Editorial: The end of the end of the 20th century

Some would say the 20th century ended at Y2K — midnight on Jan. 1, 2000. Others would say that, as a historical phenomenon, it extended until the shock of Sept. 11, 2001. And others still might cite the Great Recession or even the election of Donald Trump as the real end of the long 20th century.

Whichever one you subscribe to, Aug. 30, 2022, should be considered the end of the end — the death of the last personal link to the defining world conflict of the latter half of the 20th century. It is the day Mikhail Gorbachev, the last premier of the Soviet Union, died in Moscow. He was 91.

Gorbachev’s legacy is one of the most complicated and contested in recent history. Was it his bold initiative or Ronald Reagan’s assertiveness that really brought the Cold War to a close, or both? Was he another in a long line of brutal Soviet dictators, an authoritarian who tried to save the Soviet system by liberalizing it and lost control, or a committed democrat who admired the West and desired to align Russia with Western values?

Was he a figure of great moral strength whose openness made ending the Cold War possible, as he is largely seen in America?

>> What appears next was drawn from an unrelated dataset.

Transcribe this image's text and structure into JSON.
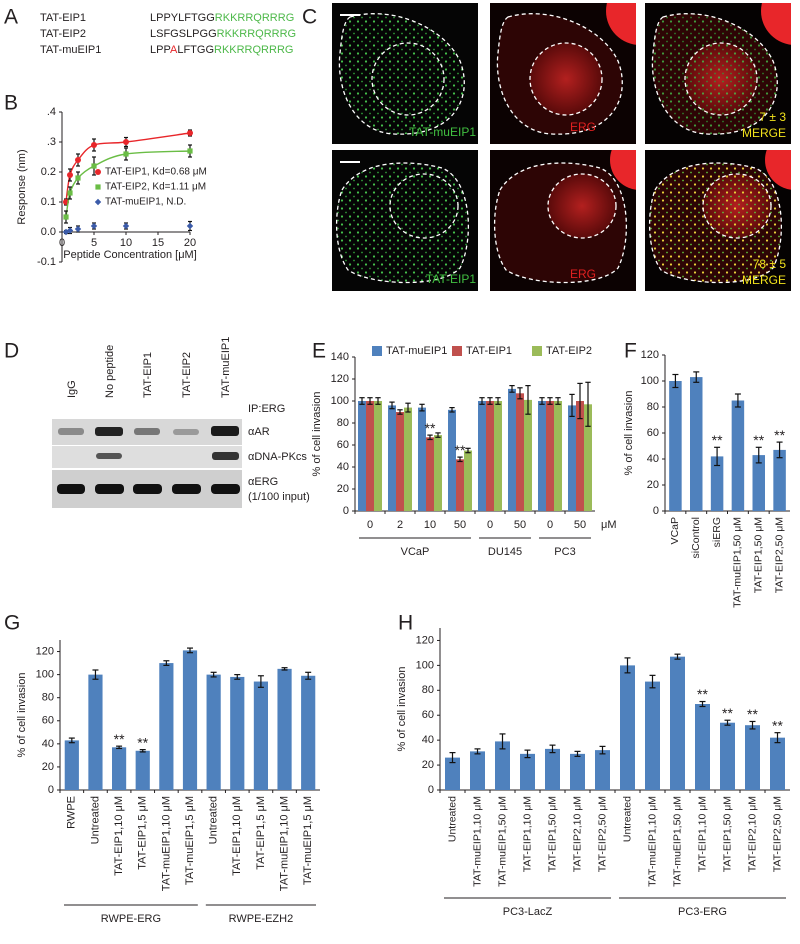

Or was he a weak and feckless leader who unnecessarily dismantled one of the world’s great superpowers, as he is largely seen in Russia?

The Russian answer to the last question has a very real current effect. Vladimir Putin’s bid to rebuild a greater Russian empire in Ukraine is an attempt to recover for Russia what Gorbachev lost more than three decades ago. It is also Putin’s attempt to cast himself as the anti-Gorbachev.

Putin the anti-Gorbachev repudiates his Soviet predecessor in one particular way that endangers the world: He has closed himself off from his adversaries. Perhaps the most extraordinary aspect of the end of the Cold War was the genuine, world-shaping warmth that developed between Gorbachev and his American counterpart, Ronald Reagan.

Their friendship showed that personal trust could overcome decades of mutual suspicion. It showed that two people could disagree profoundly, and even have wildly disparate interests and agendas, and still get along well enough to seek common ground and mutually agreeable solutions to tremendous problems.

It’s a kind of trust and maturity that’s in short supply in American politics today. Whether Mikhail Gorbachev was a tyrant who failed or a tyrant who changed, that’s one aspect of his legacy we need desperately to learn from.